Troutman is an Internet "Old Timer." His first online experiences involved a paper TTY with a 300 bps acoustic coupler modem in 1982. A user of the Internet and UNIX since 1987, he has been tasked with building and running Internet infrastructure off and on since the early '90s. He has held a wide variety of senior roles at various regional ISPs, telcos, and cable companies, as well as founding a few of them. He is most often found roaming the countryside as a freelance consultant, solving problems for a wide variety of organizations, with a focus on Internet infrastructure and broadband. His volunteer activities include Director of the regional Internet Exchange for Maine and Northern New England (NNENIX.NET), board member for the Maine Technology Users Group (MTUG.ORG), and Director of Operations for the Skytalks Village at DEF CON (Skytalks.info and defcon.org).

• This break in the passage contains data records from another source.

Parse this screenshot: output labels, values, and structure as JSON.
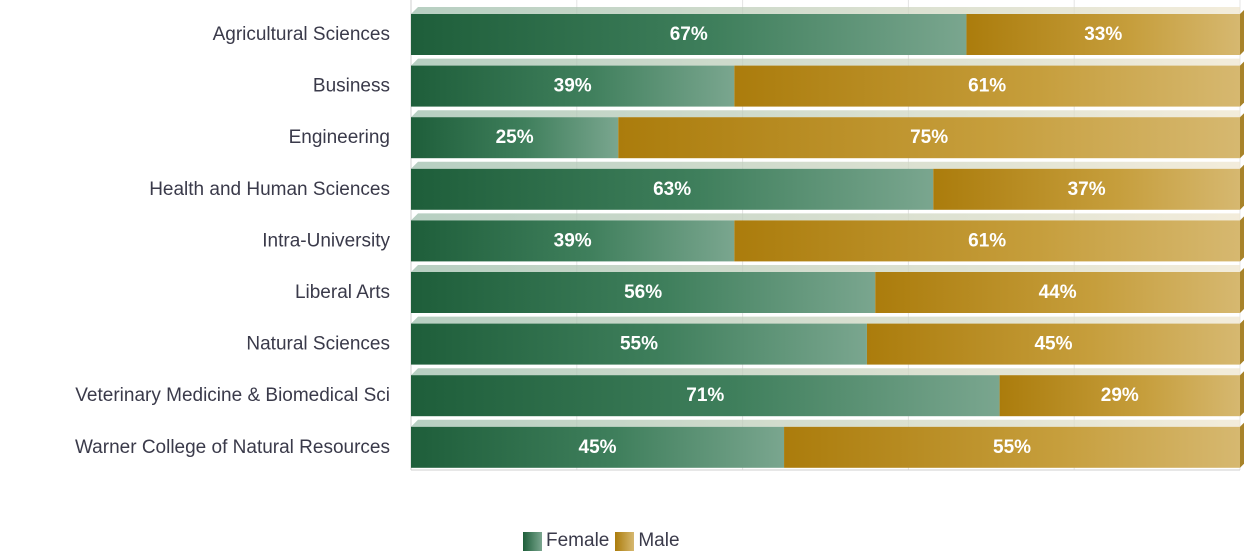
{
  "chart_data": {
    "type": "bar",
    "orientation": "horizontal",
    "stacked": true,
    "percent_stacked": true,
    "categories": [
      "Agricultural Sciences",
      "Business",
      "Engineering",
      "Health and Human Sciences",
      "Intra-University",
      "Liberal Arts",
      "Natural Sciences",
      "Veterinary Medicine & Biomedical Sci",
      "Warner College of Natural Resources"
    ],
    "series": [
      {
        "name": "Female",
        "values": [
          67,
          39,
          25,
          63,
          39,
          56,
          55,
          71,
          45
        ],
        "color": "#1e5e3a"
      },
      {
        "name": "Male",
        "values": [
          33,
          61,
          75,
          37,
          61,
          44,
          45,
          29,
          55
        ],
        "color": "#b07f10"
      }
    ],
    "value_suffix": "%",
    "xlim": [
      0,
      100
    ],
    "grid": true,
    "legend_position": "bottom-center"
  }
}
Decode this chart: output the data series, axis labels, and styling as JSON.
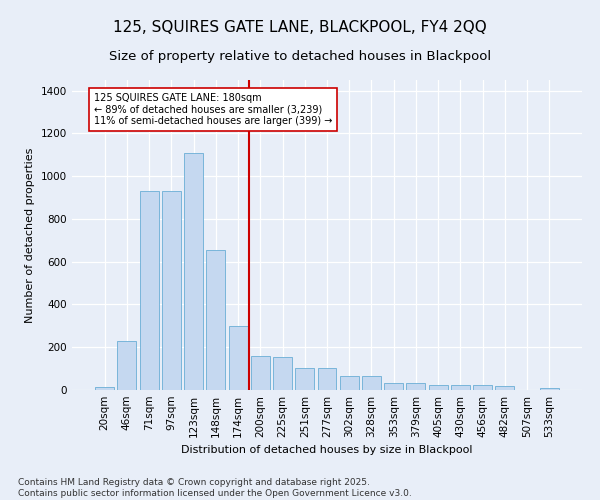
{
  "title": "125, SQUIRES GATE LANE, BLACKPOOL, FY4 2QQ",
  "subtitle": "Size of property relative to detached houses in Blackpool",
  "xlabel": "Distribution of detached houses by size in Blackpool",
  "ylabel": "Number of detached properties",
  "categories": [
    "20sqm",
    "46sqm",
    "71sqm",
    "97sqm",
    "123sqm",
    "148sqm",
    "174sqm",
    "200sqm",
    "225sqm",
    "251sqm",
    "277sqm",
    "302sqm",
    "328sqm",
    "353sqm",
    "379sqm",
    "405sqm",
    "430sqm",
    "456sqm",
    "482sqm",
    "507sqm",
    "533sqm"
  ],
  "values": [
    15,
    230,
    930,
    930,
    1110,
    655,
    300,
    160,
    155,
    105,
    105,
    65,
    65,
    35,
    35,
    25,
    25,
    25,
    20,
    0,
    10
  ],
  "bar_color": "#c5d8f0",
  "bar_edge_color": "#6aaed6",
  "vline_index": 6,
  "vline_color": "#cc0000",
  "annotation_text": "125 SQUIRES GATE LANE: 180sqm\n← 89% of detached houses are smaller (3,239)\n11% of semi-detached houses are larger (399) →",
  "annotation_box_color": "#ffffff",
  "annotation_box_edge": "#cc0000",
  "footnote": "Contains HM Land Registry data © Crown copyright and database right 2025.\nContains public sector information licensed under the Open Government Licence v3.0.",
  "ylim": [
    0,
    1450
  ],
  "bg_color": "#e8eef8",
  "title_fontsize": 11,
  "subtitle_fontsize": 9.5,
  "axis_label_fontsize": 8,
  "tick_fontsize": 7.5,
  "footnote_fontsize": 6.5
}
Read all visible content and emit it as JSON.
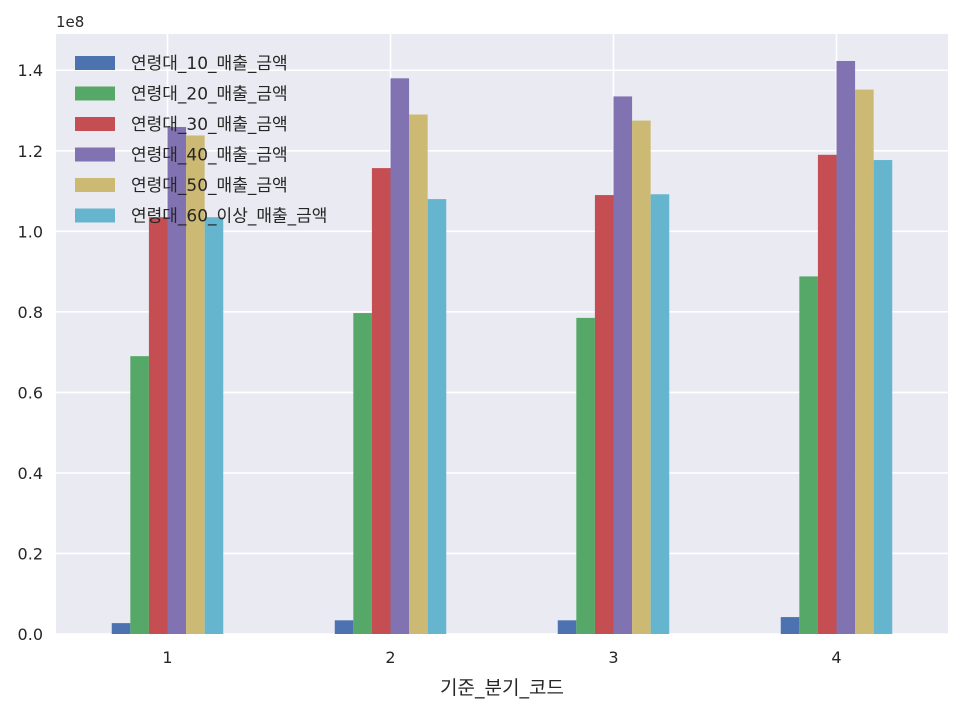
{
  "chart_data": {
    "type": "bar",
    "xlabel": "기준_분기_코드",
    "ylabel": "",
    "y_offset_label": "1e8",
    "ylim": [
      0,
      1.49
    ],
    "y_ticks": [
      "0.0",
      "0.2",
      "0.4",
      "0.6",
      "0.8",
      "1.0",
      "1.2",
      "1.4"
    ],
    "y_tick_values": [
      0,
      0.2,
      0.4,
      0.6,
      0.8,
      1.0,
      1.2,
      1.4
    ],
    "categories": [
      "1",
      "2",
      "3",
      "4"
    ],
    "grid": true,
    "legend_position": "top-left",
    "background": "#EAEAF2",
    "series": [
      {
        "name": "연령대_10_매출_금액",
        "color": "#4C72B0",
        "values": [
          0.027,
          0.034,
          0.034,
          0.042
        ]
      },
      {
        "name": "연령대_20_매출_금액",
        "color": "#55A868",
        "values": [
          0.69,
          0.797,
          0.785,
          0.888
        ]
      },
      {
        "name": "연령대_30_매출_금액",
        "color": "#C44E52",
        "values": [
          1.035,
          1.157,
          1.09,
          1.19
        ]
      },
      {
        "name": "연령대_40_매출_금액",
        "color": "#8172B2",
        "values": [
          1.259,
          1.38,
          1.335,
          1.423
        ]
      },
      {
        "name": "연령대_50_매출_금액",
        "color": "#CCB974",
        "values": [
          1.238,
          1.29,
          1.275,
          1.352
        ]
      },
      {
        "name": "연령대_60_이상_매출_금액",
        "color": "#64B5CD",
        "values": [
          1.035,
          1.08,
          1.092,
          1.177
        ]
      }
    ]
  }
}
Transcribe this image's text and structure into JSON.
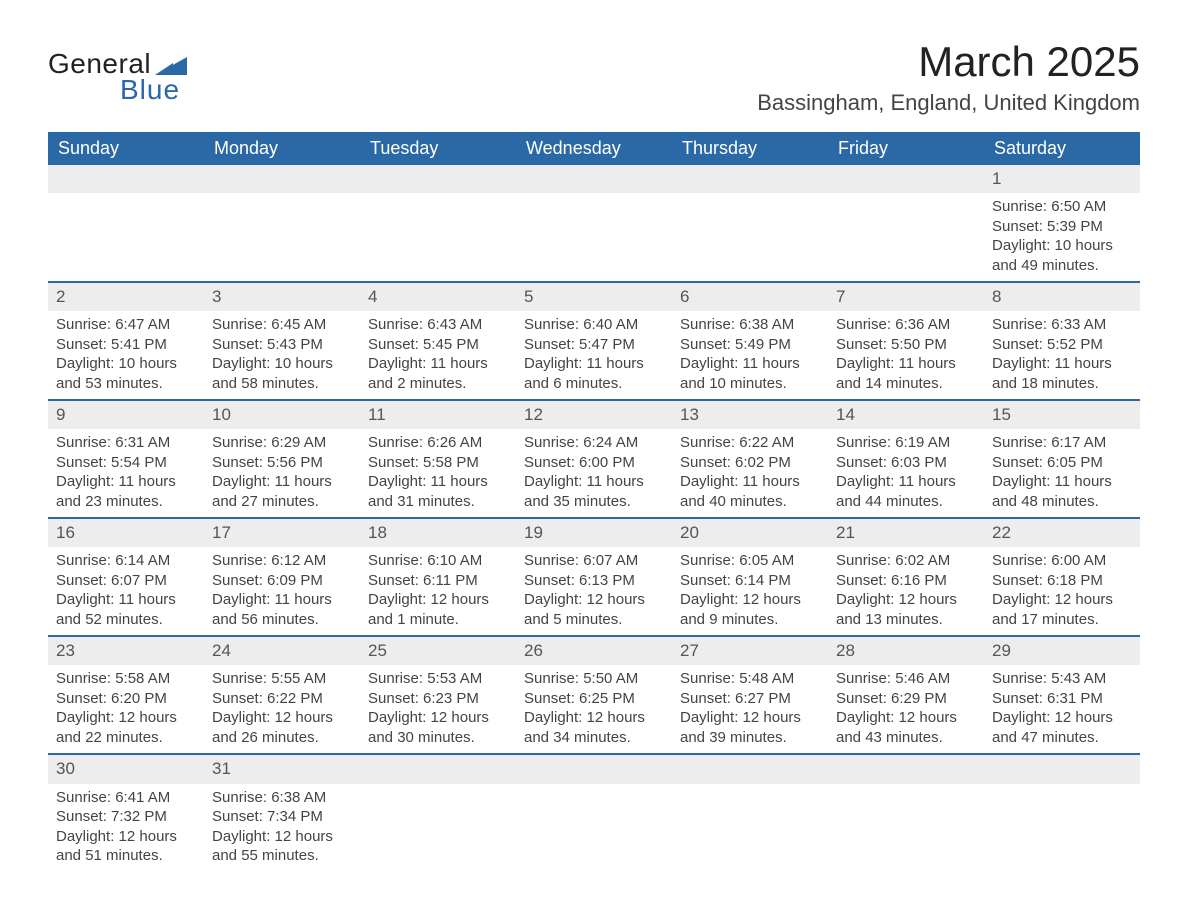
{
  "logo": {
    "line1": "General",
    "line2": "Blue",
    "triangle_color": "#2b68a6"
  },
  "title": "March 2025",
  "location": "Bassingham, England, United Kingdom",
  "colors": {
    "header_bg": "#2b68a6",
    "header_fg": "#ffffff",
    "daynum_bg": "#ededed",
    "border": "#2b68a6"
  },
  "weekdays": [
    "Sunday",
    "Monday",
    "Tuesday",
    "Wednesday",
    "Thursday",
    "Friday",
    "Saturday"
  ],
  "weeks": [
    [
      null,
      null,
      null,
      null,
      null,
      null,
      {
        "n": "1",
        "sr": "Sunrise: 6:50 AM",
        "ss": "Sunset: 5:39 PM",
        "d1": "Daylight: 10 hours",
        "d2": "and 49 minutes."
      }
    ],
    [
      {
        "n": "2",
        "sr": "Sunrise: 6:47 AM",
        "ss": "Sunset: 5:41 PM",
        "d1": "Daylight: 10 hours",
        "d2": "and 53 minutes."
      },
      {
        "n": "3",
        "sr": "Sunrise: 6:45 AM",
        "ss": "Sunset: 5:43 PM",
        "d1": "Daylight: 10 hours",
        "d2": "and 58 minutes."
      },
      {
        "n": "4",
        "sr": "Sunrise: 6:43 AM",
        "ss": "Sunset: 5:45 PM",
        "d1": "Daylight: 11 hours",
        "d2": "and 2 minutes."
      },
      {
        "n": "5",
        "sr": "Sunrise: 6:40 AM",
        "ss": "Sunset: 5:47 PM",
        "d1": "Daylight: 11 hours",
        "d2": "and 6 minutes."
      },
      {
        "n": "6",
        "sr": "Sunrise: 6:38 AM",
        "ss": "Sunset: 5:49 PM",
        "d1": "Daylight: 11 hours",
        "d2": "and 10 minutes."
      },
      {
        "n": "7",
        "sr": "Sunrise: 6:36 AM",
        "ss": "Sunset: 5:50 PM",
        "d1": "Daylight: 11 hours",
        "d2": "and 14 minutes."
      },
      {
        "n": "8",
        "sr": "Sunrise: 6:33 AM",
        "ss": "Sunset: 5:52 PM",
        "d1": "Daylight: 11 hours",
        "d2": "and 18 minutes."
      }
    ],
    [
      {
        "n": "9",
        "sr": "Sunrise: 6:31 AM",
        "ss": "Sunset: 5:54 PM",
        "d1": "Daylight: 11 hours",
        "d2": "and 23 minutes."
      },
      {
        "n": "10",
        "sr": "Sunrise: 6:29 AM",
        "ss": "Sunset: 5:56 PM",
        "d1": "Daylight: 11 hours",
        "d2": "and 27 minutes."
      },
      {
        "n": "11",
        "sr": "Sunrise: 6:26 AM",
        "ss": "Sunset: 5:58 PM",
        "d1": "Daylight: 11 hours",
        "d2": "and 31 minutes."
      },
      {
        "n": "12",
        "sr": "Sunrise: 6:24 AM",
        "ss": "Sunset: 6:00 PM",
        "d1": "Daylight: 11 hours",
        "d2": "and 35 minutes."
      },
      {
        "n": "13",
        "sr": "Sunrise: 6:22 AM",
        "ss": "Sunset: 6:02 PM",
        "d1": "Daylight: 11 hours",
        "d2": "and 40 minutes."
      },
      {
        "n": "14",
        "sr": "Sunrise: 6:19 AM",
        "ss": "Sunset: 6:03 PM",
        "d1": "Daylight: 11 hours",
        "d2": "and 44 minutes."
      },
      {
        "n": "15",
        "sr": "Sunrise: 6:17 AM",
        "ss": "Sunset: 6:05 PM",
        "d1": "Daylight: 11 hours",
        "d2": "and 48 minutes."
      }
    ],
    [
      {
        "n": "16",
        "sr": "Sunrise: 6:14 AM",
        "ss": "Sunset: 6:07 PM",
        "d1": "Daylight: 11 hours",
        "d2": "and 52 minutes."
      },
      {
        "n": "17",
        "sr": "Sunrise: 6:12 AM",
        "ss": "Sunset: 6:09 PM",
        "d1": "Daylight: 11 hours",
        "d2": "and 56 minutes."
      },
      {
        "n": "18",
        "sr": "Sunrise: 6:10 AM",
        "ss": "Sunset: 6:11 PM",
        "d1": "Daylight: 12 hours",
        "d2": "and 1 minute."
      },
      {
        "n": "19",
        "sr": "Sunrise: 6:07 AM",
        "ss": "Sunset: 6:13 PM",
        "d1": "Daylight: 12 hours",
        "d2": "and 5 minutes."
      },
      {
        "n": "20",
        "sr": "Sunrise: 6:05 AM",
        "ss": "Sunset: 6:14 PM",
        "d1": "Daylight: 12 hours",
        "d2": "and 9 minutes."
      },
      {
        "n": "21",
        "sr": "Sunrise: 6:02 AM",
        "ss": "Sunset: 6:16 PM",
        "d1": "Daylight: 12 hours",
        "d2": "and 13 minutes."
      },
      {
        "n": "22",
        "sr": "Sunrise: 6:00 AM",
        "ss": "Sunset: 6:18 PM",
        "d1": "Daylight: 12 hours",
        "d2": "and 17 minutes."
      }
    ],
    [
      {
        "n": "23",
        "sr": "Sunrise: 5:58 AM",
        "ss": "Sunset: 6:20 PM",
        "d1": "Daylight: 12 hours",
        "d2": "and 22 minutes."
      },
      {
        "n": "24",
        "sr": "Sunrise: 5:55 AM",
        "ss": "Sunset: 6:22 PM",
        "d1": "Daylight: 12 hours",
        "d2": "and 26 minutes."
      },
      {
        "n": "25",
        "sr": "Sunrise: 5:53 AM",
        "ss": "Sunset: 6:23 PM",
        "d1": "Daylight: 12 hours",
        "d2": "and 30 minutes."
      },
      {
        "n": "26",
        "sr": "Sunrise: 5:50 AM",
        "ss": "Sunset: 6:25 PM",
        "d1": "Daylight: 12 hours",
        "d2": "and 34 minutes."
      },
      {
        "n": "27",
        "sr": "Sunrise: 5:48 AM",
        "ss": "Sunset: 6:27 PM",
        "d1": "Daylight: 12 hours",
        "d2": "and 39 minutes."
      },
      {
        "n": "28",
        "sr": "Sunrise: 5:46 AM",
        "ss": "Sunset: 6:29 PM",
        "d1": "Daylight: 12 hours",
        "d2": "and 43 minutes."
      },
      {
        "n": "29",
        "sr": "Sunrise: 5:43 AM",
        "ss": "Sunset: 6:31 PM",
        "d1": "Daylight: 12 hours",
        "d2": "and 47 minutes."
      }
    ],
    [
      {
        "n": "30",
        "sr": "Sunrise: 6:41 AM",
        "ss": "Sunset: 7:32 PM",
        "d1": "Daylight: 12 hours",
        "d2": "and 51 minutes."
      },
      {
        "n": "31",
        "sr": "Sunrise: 6:38 AM",
        "ss": "Sunset: 7:34 PM",
        "d1": "Daylight: 12 hours",
        "d2": "and 55 minutes."
      },
      null,
      null,
      null,
      null,
      null
    ]
  ]
}
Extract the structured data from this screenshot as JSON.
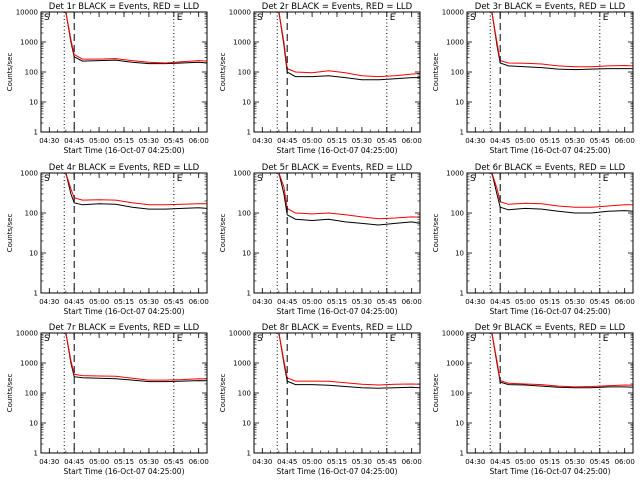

VPNs are Internet snake oil
Many information security professionals recommend VPN services to end-users, especially to protect against the dreaded man-in-the-middle attack on your local coffee shop's open Wi-Fi network. The commercial VPN vendors advertise heavily, making bold statements such as "we encrypt your network data so no one can see what you’re doing", "surf the web without a trace!", "avoid government eavesdropping", and assure you that "your web traffic can't be tracked anymore". These claims are all "snake oil", and attendees will watch them be debunked. The actual benefits and limitations of VPNs will be reviewed, and a discussion of the myriad ways that are used to surveil your online activities that go far beyond browser cookies . Some tactics to minimize and mitigate this online tracking will be discussed, as well as what it takes to be truly untraceable online.